もちろん、自分を受け入れるとは、全ての自分を良いと思うことではない。ポジティブな感情とネガティブな感情を併せ持つ自分を受け入れることが重要である。ネガティブな感情が出てきても、それは停滞を意味しない。上手に付き合えれば、それで十分なのだ。
状況を3つの立場から認識する
特に対人関係で問題が生じている場合に有効な対策である。
例えば、あなたがすでに多くの仕事を抱えているときに、上司からさらに新しい仕事を任されたとする。このとき多くの人は、「こんなに忙しいのに、なぜ次から次へと仕事を押しつけるのか」と苛立ちを覚えるだろう。

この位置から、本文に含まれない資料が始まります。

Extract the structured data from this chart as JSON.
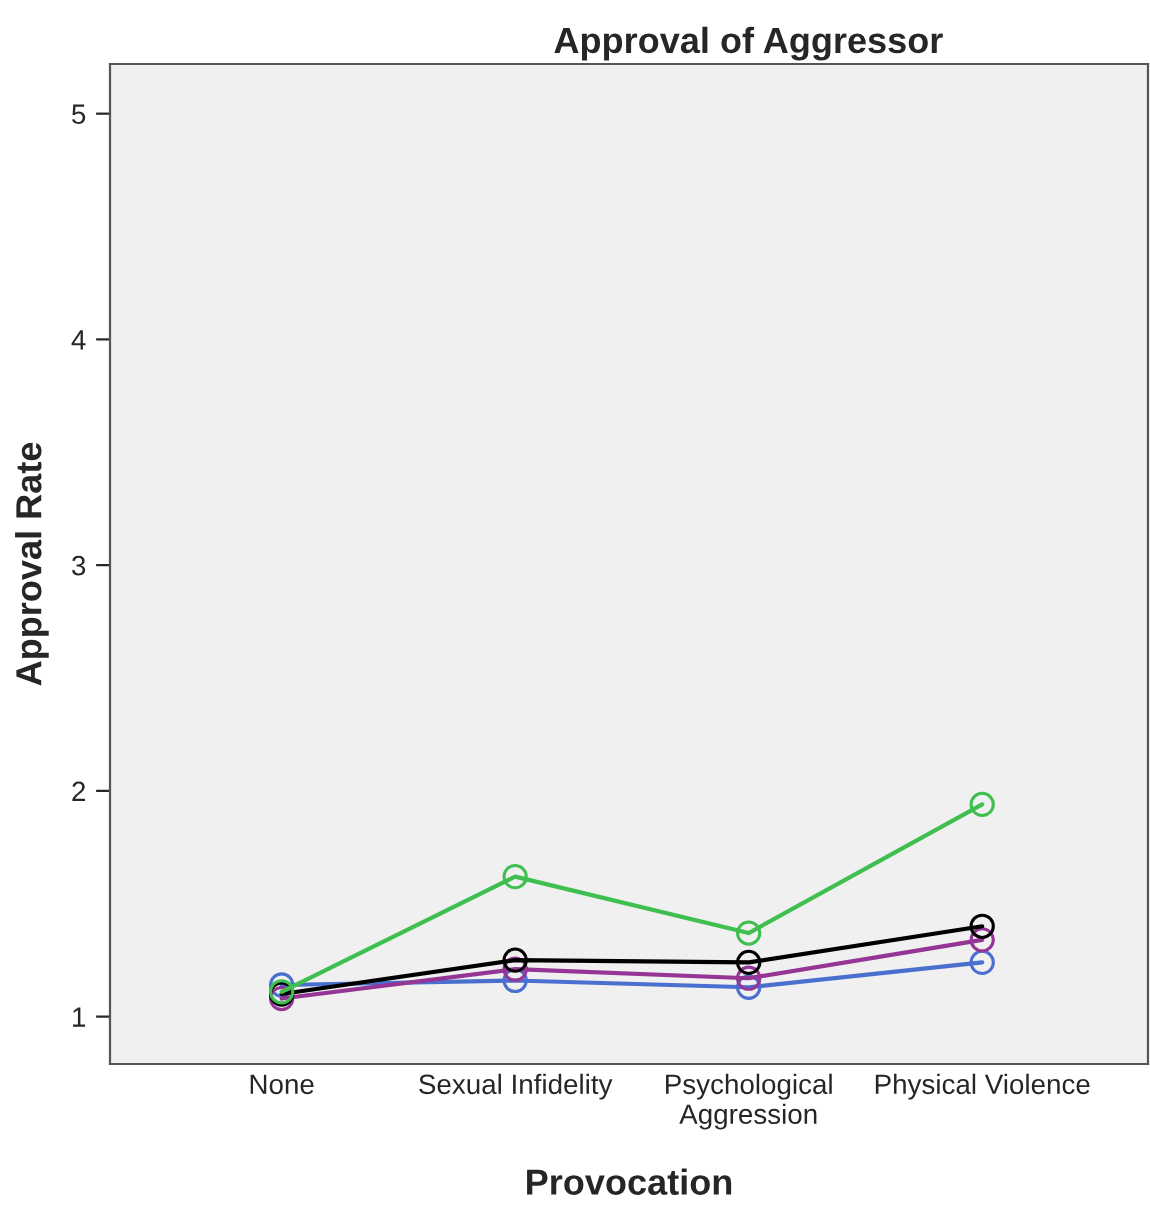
{
  "chart_data": {
    "type": "line",
    "title": "Approval of Aggressor",
    "xlabel": "Provocation",
    "ylabel": "Approval Rate",
    "categories": [
      "None",
      "Sexual Infidelity",
      "Psychological\nAggression",
      "Physical Violence"
    ],
    "series": [
      {
        "color": "#3fbf4f",
        "values": [
          1.11,
          1.62,
          1.37,
          1.94
        ]
      },
      {
        "color": "#000000",
        "values": [
          1.1,
          1.25,
          1.24,
          1.4
        ]
      },
      {
        "color": "#953595",
        "values": [
          1.08,
          1.21,
          1.17,
          1.34
        ]
      },
      {
        "color": "#4a6fcf",
        "values": [
          1.14,
          1.16,
          1.13,
          1.24
        ]
      }
    ],
    "ylim": [
      0.79,
      5.22
    ],
    "yticks": [
      1,
      2,
      3,
      4,
      5
    ],
    "grid": false,
    "legend": false,
    "marker": "circle",
    "line_style": "solid"
  }
}
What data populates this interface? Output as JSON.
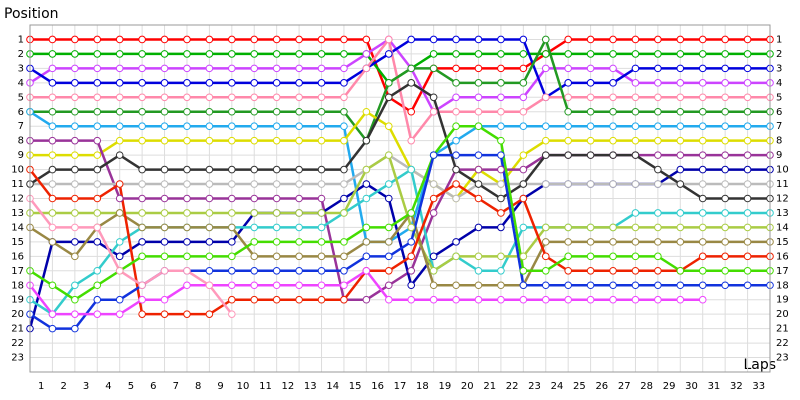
{
  "chart_data": {
    "type": "line",
    "y_label": "Position",
    "x_label": "Laps",
    "x": [
      0,
      1,
      2,
      3,
      4,
      5,
      6,
      7,
      8,
      9,
      10,
      11,
      12,
      13,
      14,
      15,
      16,
      17,
      18,
      19,
      20,
      21,
      22,
      23,
      24,
      25,
      26,
      27,
      28,
      29,
      30,
      31,
      32,
      33
    ],
    "xlim": [
      0,
      33
    ],
    "ylim": [
      24,
      0
    ],
    "grid": true,
    "xticks": [
      1,
      2,
      3,
      4,
      5,
      6,
      7,
      8,
      9,
      10,
      11,
      12,
      13,
      14,
      15,
      16,
      17,
      18,
      19,
      20,
      21,
      22,
      23,
      24,
      25,
      26,
      27,
      28,
      29,
      30,
      31,
      32,
      33
    ],
    "yticks": [
      1,
      2,
      3,
      4,
      5,
      6,
      7,
      8,
      9,
      10,
      11,
      12,
      13,
      14,
      15,
      16,
      17,
      18,
      19,
      20,
      21,
      22,
      23
    ],
    "series": [
      {
        "color": "#ff0000",
        "values": [
          1,
          1,
          1,
          1,
          1,
          1,
          1,
          1,
          1,
          1,
          1,
          1,
          1,
          1,
          1,
          1,
          5,
          6,
          3,
          3,
          3,
          3,
          3,
          2,
          1,
          1,
          1,
          1,
          1,
          1,
          1,
          1,
          1,
          1
        ]
      },
      {
        "color": "#00b000",
        "values": [
          2,
          2,
          2,
          2,
          2,
          2,
          2,
          2,
          2,
          2,
          2,
          2,
          2,
          2,
          2,
          2,
          4,
          3,
          2,
          2,
          2,
          2,
          2,
          2,
          2,
          2,
          2,
          2,
          2,
          2,
          2,
          2,
          2,
          2
        ]
      },
      {
        "color": "#cc44ff",
        "values": [
          4,
          3,
          3,
          3,
          3,
          3,
          3,
          3,
          3,
          3,
          3,
          3,
          3,
          3,
          3,
          2,
          1,
          3,
          6,
          5,
          5,
          5,
          5,
          3,
          3,
          3,
          3,
          4,
          4,
          4,
          4,
          4,
          4,
          4
        ]
      },
      {
        "color": "#0000dd",
        "values": [
          3,
          4,
          4,
          4,
          4,
          4,
          4,
          4,
          4,
          4,
          4,
          4,
          4,
          4,
          4,
          3,
          2,
          1,
          1,
          1,
          1,
          1,
          1,
          5,
          4,
          4,
          4,
          3,
          3,
          3,
          3,
          3,
          3,
          3
        ]
      },
      {
        "color": "#ff88aa",
        "values": [
          5,
          5,
          5,
          5,
          5,
          5,
          5,
          5,
          5,
          5,
          5,
          5,
          5,
          5,
          5,
          3,
          1,
          8,
          6,
          6,
          6,
          6,
          6,
          5,
          5,
          5,
          5,
          5,
          5,
          5,
          5,
          5,
          5,
          5
        ]
      },
      {
        "color": "#229922",
        "values": [
          6,
          6,
          6,
          6,
          6,
          6,
          6,
          6,
          6,
          6,
          6,
          6,
          6,
          6,
          6,
          8,
          4,
          3,
          3,
          4,
          4,
          4,
          4,
          1,
          6,
          6,
          6,
          6,
          6,
          6,
          6,
          6,
          6,
          6
        ]
      },
      {
        "color": "#22aaee",
        "values": [
          6,
          7,
          7,
          7,
          7,
          7,
          7,
          7,
          7,
          7,
          7,
          7,
          7,
          7,
          7,
          15,
          15,
          14,
          9,
          8,
          7,
          7,
          7,
          7,
          7,
          7,
          7,
          7,
          7,
          7,
          7,
          7,
          7,
          7
        ]
      },
      {
        "color": "#dddd00",
        "values": [
          9,
          9,
          9,
          9,
          8,
          8,
          8,
          8,
          8,
          8,
          8,
          8,
          8,
          8,
          8,
          6,
          7,
          10,
          11,
          12,
          10,
          11,
          9,
          8,
          8,
          8,
          8,
          8,
          8,
          8,
          8,
          8,
          8,
          8
        ]
      },
      {
        "color": "#993399",
        "values": [
          8,
          8,
          8,
          8,
          12,
          12,
          12,
          12,
          12,
          12,
          12,
          12,
          12,
          12,
          19,
          19,
          18,
          17,
          13,
          10,
          10,
          10,
          10,
          9,
          9,
          9,
          9,
          9,
          9,
          9,
          9,
          9,
          9,
          9
        ]
      },
      {
        "color": "#0000aa",
        "values": [
          21,
          15,
          15,
          15,
          16,
          15,
          15,
          15,
          15,
          15,
          13,
          13,
          13,
          13,
          12,
          11,
          12,
          18,
          16,
          15,
          14,
          14,
          12,
          11,
          11,
          11,
          11,
          11,
          11,
          10,
          10,
          10,
          10,
          10
        ]
      },
      {
        "color": "#bbbbbb",
        "values": [
          11,
          11,
          11,
          11,
          11,
          11,
          11,
          11,
          11,
          11,
          11,
          11,
          11,
          11,
          11,
          10,
          9,
          10,
          11,
          12,
          11,
          11,
          11,
          11,
          11,
          11,
          11,
          11,
          11,
          11,
          11,
          11,
          11,
          11
        ]
      },
      {
        "color": "#333333",
        "values": [
          11,
          10,
          10,
          10,
          9,
          10,
          10,
          10,
          10,
          10,
          10,
          10,
          10,
          10,
          10,
          8,
          5,
          4,
          5,
          10,
          11,
          12,
          11,
          9,
          9,
          9,
          9,
          9,
          10,
          11,
          12,
          12,
          12,
          12
        ]
      },
      {
        "color": "#33cccc",
        "values": [
          19,
          20,
          18,
          17,
          15,
          14,
          14,
          14,
          14,
          14,
          14,
          14,
          14,
          14,
          13,
          12,
          11,
          10,
          17,
          16,
          17,
          17,
          14,
          14,
          14,
          14,
          14,
          13,
          13,
          13,
          13,
          13,
          13,
          13
        ]
      },
      {
        "color": "#aacc44",
        "values": [
          13,
          13,
          13,
          13,
          13,
          13,
          13,
          13,
          13,
          13,
          13,
          13,
          13,
          13,
          13,
          10,
          9,
          14,
          17,
          16,
          16,
          16,
          16,
          14,
          14,
          14,
          14,
          14,
          14,
          14,
          14,
          14,
          14,
          14
        ]
      },
      {
        "color": "#998844",
        "values": [
          14,
          15,
          16,
          14,
          13,
          14,
          14,
          14,
          14,
          14,
          16,
          16,
          16,
          16,
          16,
          15,
          15,
          13,
          18,
          18,
          18,
          18,
          18,
          15,
          15,
          15,
          15,
          15,
          15,
          15,
          15,
          15,
          15,
          15
        ]
      },
      {
        "color": "#ee2200",
        "values": [
          10,
          12,
          12,
          12,
          11,
          20,
          20,
          20,
          20,
          19,
          19,
          19,
          19,
          19,
          19,
          17,
          17,
          16,
          12,
          11,
          12,
          13,
          12,
          16,
          17,
          17,
          17,
          17,
          17,
          17,
          16,
          16,
          16,
          16
        ]
      },
      {
        "color": "#44dd00",
        "values": [
          17,
          18,
          19,
          18,
          17,
          16,
          16,
          16,
          16,
          16,
          15,
          15,
          15,
          15,
          15,
          14,
          14,
          13,
          9,
          7,
          7,
          8,
          17,
          17,
          16,
          16,
          16,
          16,
          16,
          17,
          17,
          17,
          17,
          17
        ]
      },
      {
        "color": "#1133dd",
        "values": [
          20,
          21,
          21,
          19,
          19,
          18,
          17,
          17,
          17,
          17,
          17,
          17,
          17,
          17,
          17,
          16,
          16,
          15,
          9,
          9,
          9,
          9,
          18,
          18,
          18,
          18,
          18,
          18,
          18,
          18,
          18,
          18,
          18,
          18
        ]
      },
      {
        "color": "#ee44ff",
        "values": [
          18,
          20,
          20,
          20,
          20,
          19,
          19,
          18,
          18,
          18,
          18,
          18,
          18,
          18,
          18,
          17,
          19,
          19,
          19,
          19,
          19,
          19,
          19,
          19,
          19,
          19,
          19,
          19,
          19,
          19,
          19,
          null,
          null,
          null
        ]
      },
      {
        "color": "#ff99bb",
        "values": [
          12,
          14,
          14,
          14,
          17,
          18,
          17,
          17,
          18,
          20,
          null,
          null,
          null,
          null,
          null,
          null,
          null,
          null,
          null,
          null,
          null,
          null,
          null,
          null,
          null,
          null,
          null,
          null,
          null,
          null,
          null,
          null,
          null,
          null
        ]
      }
    ]
  }
}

ここで重要なのは、同じ状況を3つの立場から捉えることである。
- 自分の立場
自分は「自分の時間や負担を無視されている」と感じ、強いモヤモヤや不満を抱く。 - 相手の立場
上司は「信頼できる人に任せるのが合理的」と考えているかもしれない。無理に押しつけているつもりはなく、他の人にも仕事を公平に割り振りたいと考えている場合もある。 - 大人の自分の立場
自分を縛っているのは上司ではなく、「断ってはいけない」という自分自身の信条かもしれない、と気づく。相談や調整の余地はあり、実際には自分が勝手に被害者意識を抱いていた場合も多い。

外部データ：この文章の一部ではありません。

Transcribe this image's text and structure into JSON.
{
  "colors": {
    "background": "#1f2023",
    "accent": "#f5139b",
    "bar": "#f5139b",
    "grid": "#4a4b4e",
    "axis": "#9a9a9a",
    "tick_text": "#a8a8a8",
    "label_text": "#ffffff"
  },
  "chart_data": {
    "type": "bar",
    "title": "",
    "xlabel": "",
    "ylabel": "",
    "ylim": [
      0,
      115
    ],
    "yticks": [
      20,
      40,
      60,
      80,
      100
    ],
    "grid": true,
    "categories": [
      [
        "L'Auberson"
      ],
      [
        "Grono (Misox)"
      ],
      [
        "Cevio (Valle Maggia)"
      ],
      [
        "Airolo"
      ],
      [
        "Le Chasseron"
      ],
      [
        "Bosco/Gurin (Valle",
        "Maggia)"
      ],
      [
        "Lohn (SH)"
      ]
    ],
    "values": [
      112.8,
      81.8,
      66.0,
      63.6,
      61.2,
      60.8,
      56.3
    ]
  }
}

自分の立場だけで考える人は不満を感じやすく、相手の立場だけで考える人は「逆らってはいけない」といった信条に縛られやすい。状況を多角的に捉えることは、自分の感情や思い込みの源を整理し、防衛戦略を和らげるうえで非常に有効である。
こうして振り返ってみると、過去の自分の経験は単なる記憶ではなく、現在の自分の感覚や行動に影響を与える地図のようなものであることがわかる。だからこそ、自分の過去と向き合い、それを理解することは、今感じている生きづらさや悩みの原因を知る手がかりになる。過去の経験を丁寧に辿ることで、初めて自分に合った方法で生きやすさを取り戻す一歩を踏み出せるのである。
過去と向き合い、自分らしく生きるために
私たちの現在の思考や行動は、子ども時代の経験や心理的欲求の充足状況に大きく影響されている。重要なのは、過去の経験を単に振り返るだけでなく、それをもとに今の自分を理解し、受け入れることだ。自分の内なる子どもに目を向け、その存在や感情を否定せず認めること。そして、目の前の状況を多角的に捉えることで、防衛本能に引きずられる自分を客観視できるようになる。

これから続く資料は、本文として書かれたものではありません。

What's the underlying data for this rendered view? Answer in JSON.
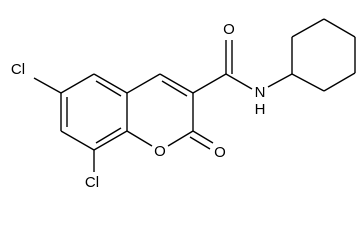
{
  "atoms": [
    {
      "label": "Cl"
    },
    {
      "label": "Cl"
    },
    {
      "label": "O"
    },
    {
      "label": "O"
    },
    {
      "label": "O"
    },
    {
      "label": "N"
    },
    {
      "label": "H"
    }
  ]
}
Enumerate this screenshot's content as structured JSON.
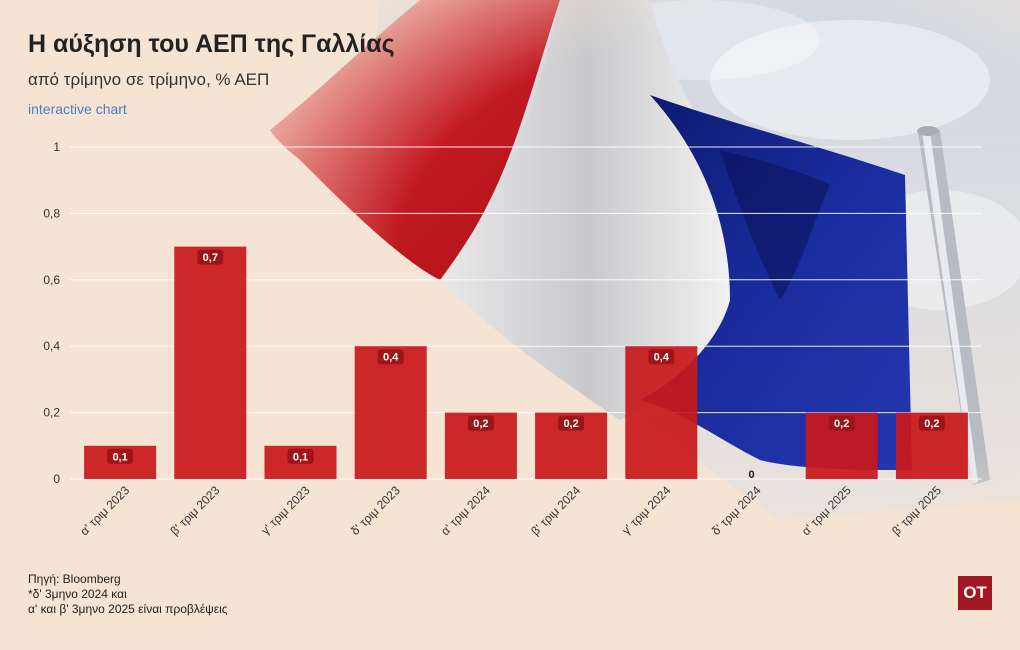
{
  "header": {
    "title": "Η αύξηση του ΑΕΠ της Γαλλίας",
    "subtitle": "από τρίμηνο σε τρίμηνο, % ΑΕΠ",
    "link": "interactive chart"
  },
  "footer": {
    "source": "Πηγή: Bloomberg",
    "note1": "*δ' 3μηνο 2024 και",
    "note2": "α' και β' 3μηνο 2025 είναι προβλέψεις"
  },
  "logo": {
    "text": "OT"
  },
  "colors": {
    "bar": "#c8191c",
    "label_bg": "#9e1418",
    "accent": "#4a7fc1"
  },
  "chart_data": {
    "type": "bar",
    "categories": [
      "α' τριμ 2023",
      "β' τριμ 2023",
      "γ' τριμ 2023",
      "δ' τριμ 2023",
      "α' τριμ 2024",
      "β' τριμ 2024",
      "γ' τριμ 2024",
      "δ' τριμ 2024",
      "α' τριμ 2025",
      "β' τριμ 2025"
    ],
    "values": [
      0.1,
      0.7,
      0.1,
      0.4,
      0.2,
      0.2,
      0.4,
      0,
      0.2,
      0.2
    ],
    "value_labels": [
      "0,1",
      "0,7",
      "0,1",
      "0,4",
      "0,2",
      "0,2",
      "0,4",
      "0",
      "0,2",
      "0,2"
    ],
    "yticks": [
      "0",
      "0,2",
      "0,4",
      "0,6",
      "0,8",
      "1"
    ],
    "ylim": [
      0,
      1
    ],
    "grid": true
  }
}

このプロセスを通じて、ネガティブな信条に縛られず、自分らしい生き方を見つけることが可能になる。過去は変えられない。しかし、その影響を理解し、現在の自分に生かすことで、心の自由度は確実に広がる。小さな一歩でも、自分を受け入れ、行動を選び直すことが、日々の生きやすさにつながる。振り返りと受け入れ、そして現実の状況を多角的に理解すること──これが、過去と向き合いながら自分らしく生きるための第一歩である。